In her 1993 book Noah’s Garden: Restoring the Ecology of Our Own Back Yards, Sara Stein tells inspiring stories about how she converted from traditional chemical and water-intensive suburban landscaping to a style that included more native plants, more habitat for wildlife and more connectivity with other green spaces. She promotes contiguous greenway corridors that allow for greater wildlife diversity and freer migration through urban areas. This was a very influential book that helped push me toward the pursuit of an advanced degree in ecological restoration.

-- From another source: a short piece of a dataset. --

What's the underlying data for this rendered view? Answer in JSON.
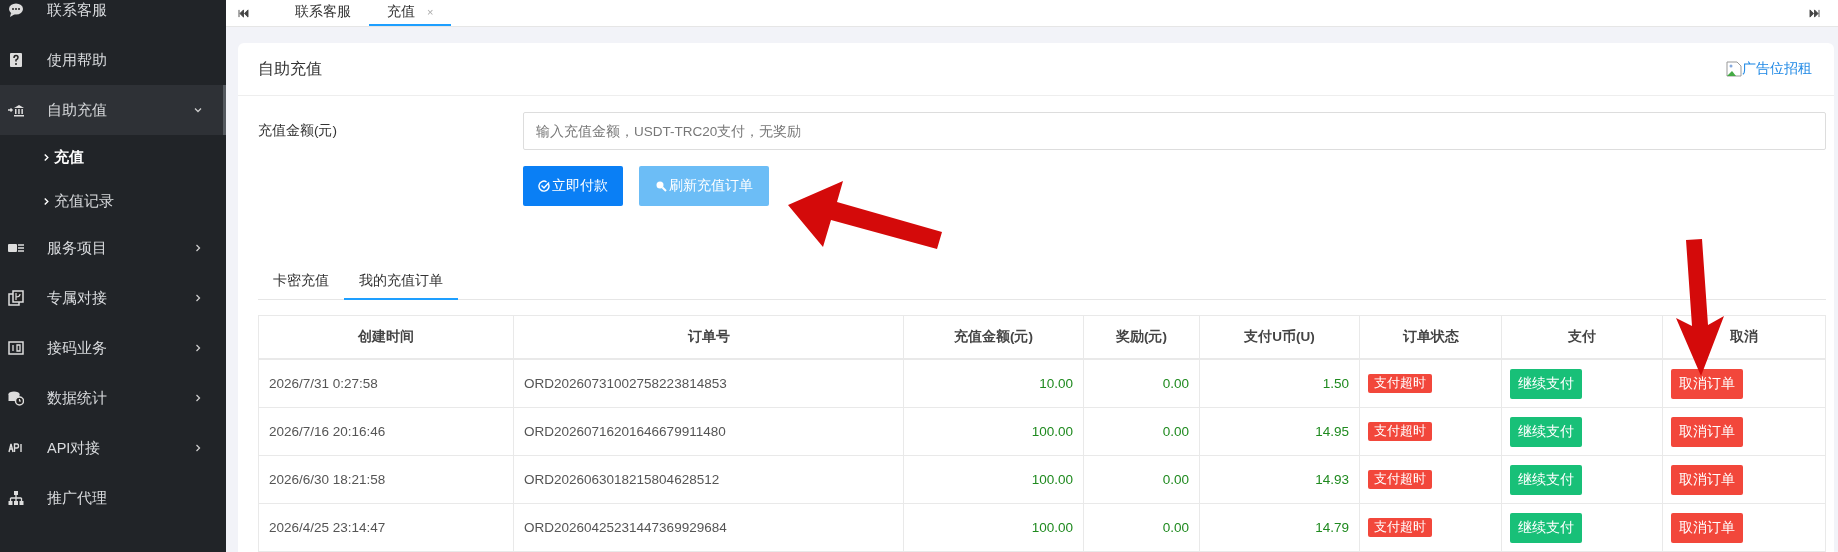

I recently learned about an intriguing resource created through a collaboration between two entities I greatly admire – The Nature Conservancy and The Cornell Lab of Ornithology. Habitat Network brings people together to explore the effects of new conservation practices in urban, suburban, and rural landscapes. The Habitat Network website is a free citizen science resource that invites people to map their outdoor space, share it with others, and learn more about supporting wildlife and improving backyard habitat in cities and towns across the country. It takes the concepts of powerful GIS mapping software and puts them into a user-friendly, public platform that anybody can use. This looks like a great tool that I look forward to exploring and reporting on in future blog posts.

 

A captured image that helps describe the Habitat Network mapping process.

So, while I start mapping habitats and measuring the ecological value of Dyck Arboretum of the Plains and my home landscape, consider picking up a copy of Noah’s Garden and spend some time with Habitat Network yourself. Let’s think bigger, explore how we can document and expand our beneficial ecological footprint through landscape scale prairie gardening, and consider ways to convince others to follow our lead.